It was kinda reassuring talking to those folks. They're talking to me off the record, no recordings, no written notes, no names. So they were all pretty open about mistakes happening, and the industry problems. They weren't afraid to tell stories about them fucking up, and that fuck ups weren't as bad as you'd think. We're talking more about some of the remains being unrecoverable, but not all. Stuff like cleaning agents spilling, unexpected problems during the process. But none of it would result in someone getting the wrong remains entirely.
For that to happen, you'd have to have someone intentionally ignoring procedure, ignoring all the verification, and just dumping a body in essentially at random. It's not that it couldn't happen, it's more that it would take more work to cause it than it would to do it right.
I wanna say there was a case of it in Virginia? Might have been North Carolina. But it was small crematory, and they got a lot of bodies in at once, and paperwork got fucked up enough that the guy telling the story wasn't ever able to sort things out and be certain everyone got the right remains. He was relatively confident it got sorted out, but not 100%.
And rumors do get told about things going wrong after big disasters just because workers are overwhelmed. But they're rumors, and it was always "I heard from this guy I met at a conference" kind of stories.
I intend to be cremated. I consider the risk of errors to be so marginal as to be irrelevant. Mind you, I don't care for my own sake at all. Idgaf what happens to my corpse. Feed it to the birds, stuff it and mount out, whatever. But cremation is cheaper than other options, and I'm not willing to jump through the hoops to donate my body to anything.

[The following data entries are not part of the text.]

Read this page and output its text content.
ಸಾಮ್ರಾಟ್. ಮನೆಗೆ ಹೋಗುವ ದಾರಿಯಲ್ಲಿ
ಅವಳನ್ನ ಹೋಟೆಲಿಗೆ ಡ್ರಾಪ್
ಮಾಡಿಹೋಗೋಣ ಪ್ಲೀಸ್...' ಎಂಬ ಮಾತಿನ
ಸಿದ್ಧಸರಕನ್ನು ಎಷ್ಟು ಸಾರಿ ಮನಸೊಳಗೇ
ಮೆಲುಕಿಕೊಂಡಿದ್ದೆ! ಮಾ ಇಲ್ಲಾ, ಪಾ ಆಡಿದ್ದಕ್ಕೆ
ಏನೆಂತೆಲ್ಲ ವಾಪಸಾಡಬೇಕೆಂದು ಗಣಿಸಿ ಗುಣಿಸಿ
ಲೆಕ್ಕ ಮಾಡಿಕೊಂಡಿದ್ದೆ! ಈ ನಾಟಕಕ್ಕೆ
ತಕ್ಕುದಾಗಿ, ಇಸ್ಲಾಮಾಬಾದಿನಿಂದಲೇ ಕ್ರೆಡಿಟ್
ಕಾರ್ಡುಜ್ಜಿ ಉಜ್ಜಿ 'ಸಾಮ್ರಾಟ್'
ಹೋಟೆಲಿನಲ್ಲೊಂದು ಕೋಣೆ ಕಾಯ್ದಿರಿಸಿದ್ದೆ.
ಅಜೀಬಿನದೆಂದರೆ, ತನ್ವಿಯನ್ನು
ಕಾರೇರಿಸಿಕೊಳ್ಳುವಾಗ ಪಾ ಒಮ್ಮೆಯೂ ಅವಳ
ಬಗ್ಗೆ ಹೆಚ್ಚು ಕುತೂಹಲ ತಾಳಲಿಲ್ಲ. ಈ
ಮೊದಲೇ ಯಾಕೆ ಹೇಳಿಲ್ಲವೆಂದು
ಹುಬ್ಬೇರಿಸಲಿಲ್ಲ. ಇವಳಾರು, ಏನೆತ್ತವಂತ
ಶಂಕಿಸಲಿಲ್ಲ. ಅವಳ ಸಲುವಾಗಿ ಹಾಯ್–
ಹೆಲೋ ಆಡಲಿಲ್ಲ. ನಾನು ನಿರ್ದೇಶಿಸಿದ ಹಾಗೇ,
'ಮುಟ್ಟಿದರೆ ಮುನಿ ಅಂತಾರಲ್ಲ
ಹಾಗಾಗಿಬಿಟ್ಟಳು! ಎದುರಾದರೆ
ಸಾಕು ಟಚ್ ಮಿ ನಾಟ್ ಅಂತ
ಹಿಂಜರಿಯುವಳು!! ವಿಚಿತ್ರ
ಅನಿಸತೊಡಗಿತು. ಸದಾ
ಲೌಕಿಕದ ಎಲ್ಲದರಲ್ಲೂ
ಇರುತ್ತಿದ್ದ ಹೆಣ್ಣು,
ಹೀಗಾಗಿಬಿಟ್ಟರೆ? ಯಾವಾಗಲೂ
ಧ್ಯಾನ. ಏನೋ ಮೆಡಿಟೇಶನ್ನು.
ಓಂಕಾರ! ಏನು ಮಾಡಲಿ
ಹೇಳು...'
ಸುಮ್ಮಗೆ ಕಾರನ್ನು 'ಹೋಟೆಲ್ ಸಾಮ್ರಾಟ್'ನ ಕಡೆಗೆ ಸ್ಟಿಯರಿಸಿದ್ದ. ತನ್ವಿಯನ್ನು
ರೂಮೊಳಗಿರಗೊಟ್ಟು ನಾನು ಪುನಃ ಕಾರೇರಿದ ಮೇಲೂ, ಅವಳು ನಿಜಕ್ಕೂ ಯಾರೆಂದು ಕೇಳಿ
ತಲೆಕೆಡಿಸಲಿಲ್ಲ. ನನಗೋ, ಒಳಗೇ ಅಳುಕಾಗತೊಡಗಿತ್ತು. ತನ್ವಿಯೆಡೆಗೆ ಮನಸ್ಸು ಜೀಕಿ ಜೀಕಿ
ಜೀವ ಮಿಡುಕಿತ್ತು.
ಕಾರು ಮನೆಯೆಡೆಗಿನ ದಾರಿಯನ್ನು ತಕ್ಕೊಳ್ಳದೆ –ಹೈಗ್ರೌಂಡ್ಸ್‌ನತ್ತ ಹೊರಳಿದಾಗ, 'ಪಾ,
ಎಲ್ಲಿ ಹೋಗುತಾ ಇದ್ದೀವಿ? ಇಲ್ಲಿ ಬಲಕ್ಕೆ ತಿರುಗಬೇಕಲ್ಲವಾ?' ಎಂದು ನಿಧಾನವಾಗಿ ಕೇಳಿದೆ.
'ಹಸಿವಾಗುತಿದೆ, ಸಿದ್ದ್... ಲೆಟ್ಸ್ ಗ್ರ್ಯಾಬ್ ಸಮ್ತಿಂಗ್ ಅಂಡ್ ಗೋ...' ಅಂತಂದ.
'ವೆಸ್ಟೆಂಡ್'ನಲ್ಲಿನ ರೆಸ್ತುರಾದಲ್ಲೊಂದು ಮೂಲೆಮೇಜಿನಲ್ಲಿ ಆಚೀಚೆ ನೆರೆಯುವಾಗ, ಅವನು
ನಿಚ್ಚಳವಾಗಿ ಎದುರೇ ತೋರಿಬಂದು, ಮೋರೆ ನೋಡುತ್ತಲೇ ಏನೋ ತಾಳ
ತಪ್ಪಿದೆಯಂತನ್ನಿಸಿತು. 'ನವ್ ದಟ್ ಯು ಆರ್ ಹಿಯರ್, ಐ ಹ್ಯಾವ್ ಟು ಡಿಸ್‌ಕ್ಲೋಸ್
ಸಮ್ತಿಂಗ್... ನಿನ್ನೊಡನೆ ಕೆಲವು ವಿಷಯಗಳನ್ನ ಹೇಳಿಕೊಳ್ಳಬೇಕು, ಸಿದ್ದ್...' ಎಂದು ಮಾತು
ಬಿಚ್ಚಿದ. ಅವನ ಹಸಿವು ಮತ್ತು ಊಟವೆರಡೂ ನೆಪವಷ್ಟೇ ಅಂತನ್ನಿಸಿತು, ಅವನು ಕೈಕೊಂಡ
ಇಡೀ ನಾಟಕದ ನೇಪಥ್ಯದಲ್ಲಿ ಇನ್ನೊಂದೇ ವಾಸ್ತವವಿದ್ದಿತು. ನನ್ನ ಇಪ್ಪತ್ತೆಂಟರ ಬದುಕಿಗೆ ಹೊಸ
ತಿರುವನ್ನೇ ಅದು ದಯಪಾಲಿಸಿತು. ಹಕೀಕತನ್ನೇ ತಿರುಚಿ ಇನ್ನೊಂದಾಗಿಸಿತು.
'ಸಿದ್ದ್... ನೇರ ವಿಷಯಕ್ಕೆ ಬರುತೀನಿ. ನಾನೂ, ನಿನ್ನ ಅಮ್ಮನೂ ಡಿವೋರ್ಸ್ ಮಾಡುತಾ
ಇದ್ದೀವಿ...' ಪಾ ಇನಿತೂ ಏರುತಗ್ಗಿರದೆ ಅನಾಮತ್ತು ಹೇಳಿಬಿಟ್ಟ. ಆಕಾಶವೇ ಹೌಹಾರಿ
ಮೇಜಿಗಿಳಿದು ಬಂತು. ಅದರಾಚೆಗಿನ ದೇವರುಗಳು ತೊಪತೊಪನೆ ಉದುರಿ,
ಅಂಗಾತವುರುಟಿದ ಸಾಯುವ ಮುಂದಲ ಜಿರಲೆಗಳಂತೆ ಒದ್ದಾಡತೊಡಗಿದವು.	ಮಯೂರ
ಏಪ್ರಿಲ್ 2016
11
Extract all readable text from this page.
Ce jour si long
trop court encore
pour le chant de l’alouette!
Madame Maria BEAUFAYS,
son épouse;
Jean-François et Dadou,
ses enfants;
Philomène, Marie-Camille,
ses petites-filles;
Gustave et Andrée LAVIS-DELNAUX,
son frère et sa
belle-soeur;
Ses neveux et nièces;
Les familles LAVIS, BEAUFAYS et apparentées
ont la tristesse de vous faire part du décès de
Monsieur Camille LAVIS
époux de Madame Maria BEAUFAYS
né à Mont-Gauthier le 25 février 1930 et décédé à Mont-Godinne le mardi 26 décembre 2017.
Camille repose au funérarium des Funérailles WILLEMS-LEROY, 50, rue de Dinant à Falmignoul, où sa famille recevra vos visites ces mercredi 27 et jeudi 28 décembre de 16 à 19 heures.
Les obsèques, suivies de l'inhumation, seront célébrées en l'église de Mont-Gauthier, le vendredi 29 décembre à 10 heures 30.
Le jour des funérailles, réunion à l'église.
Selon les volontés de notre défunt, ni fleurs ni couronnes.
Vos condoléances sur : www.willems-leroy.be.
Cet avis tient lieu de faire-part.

Basically, you can't be sure. More of a problem with pets. When I had a pet cremated, they sent a video of the entire process up to and including them putting the ashes into the container. I was kind of like wtf? And they said I didn't have to watch it, and they were happy to not give me the video, but that people were often concerned about just getting random ashes and that it was apparently common for some places to just cremate multiple pets and then dole out ashes to various containers, so they started videoing the entire process for each person so they could be assured they were getting their own pets ashes.
Seemed a little overboard to me, but I also didn't realize it was happening so often.
There are much more stringent policies in place for human cremation, including the use of identification disks that don't burn, etc. But, frankly, if someone wanted to, you could still end up with different or mixed remains, but I don't really see that being likely for human remains.
I am about 90% sure my dog's ashes are bullshit because the bag lacks about $3k worth of titanium implants he had. If I wanted to keep picking that scab I would have totally made a deal about it, but at the the end of the day, the urn is about the memories and those are there regardless of the contents.
The remove metals during the cremation process and usually contact with a metal recycling company. You can imagine if they left metals intact it would make it difficult to put them in the pre-sized containers. Standard procedure, as I understand it. You could have asked for them returned with the cremains, but most people don't want them, so I don't think it's common to prompt people about it.
I imagine you meant the procedures were expensive, not the metal itself.
Honestly...my pet Oreo died while I was away and my mom got him cremated and I just brought it up the other night asking how can we tell if it is his ashes. No dead bodies in the apartment I am at
Pretty sure there’s going to be tight controls and a state licensing board (at least in the US can’t speak for other countries) that set standards and codes for the handling of remains to when they are returned to the family.
Yeah just checked for the state I’m in lots of licenses and regulations. But I guess there’s nothing stopping in unscrupulous funeral home from just giving ashes of anyone or anything, but pretty sure if you’re caught doing something like that you go to prison for fraud and miss handling of human remains.
Pretty sure there’s going to be tight controls and a state licensing board (at least in the US can’t speak for other countries) that set standards and codes
You need a control sample, taken while the person is still alive. Get them to chop off a finger or something, and burn it, and compare the two when the time comes. *
*The advice given in this post is not legally binding and is for entertainment purposes only. I am not a professional in any field relevant to the question. Conditions apply.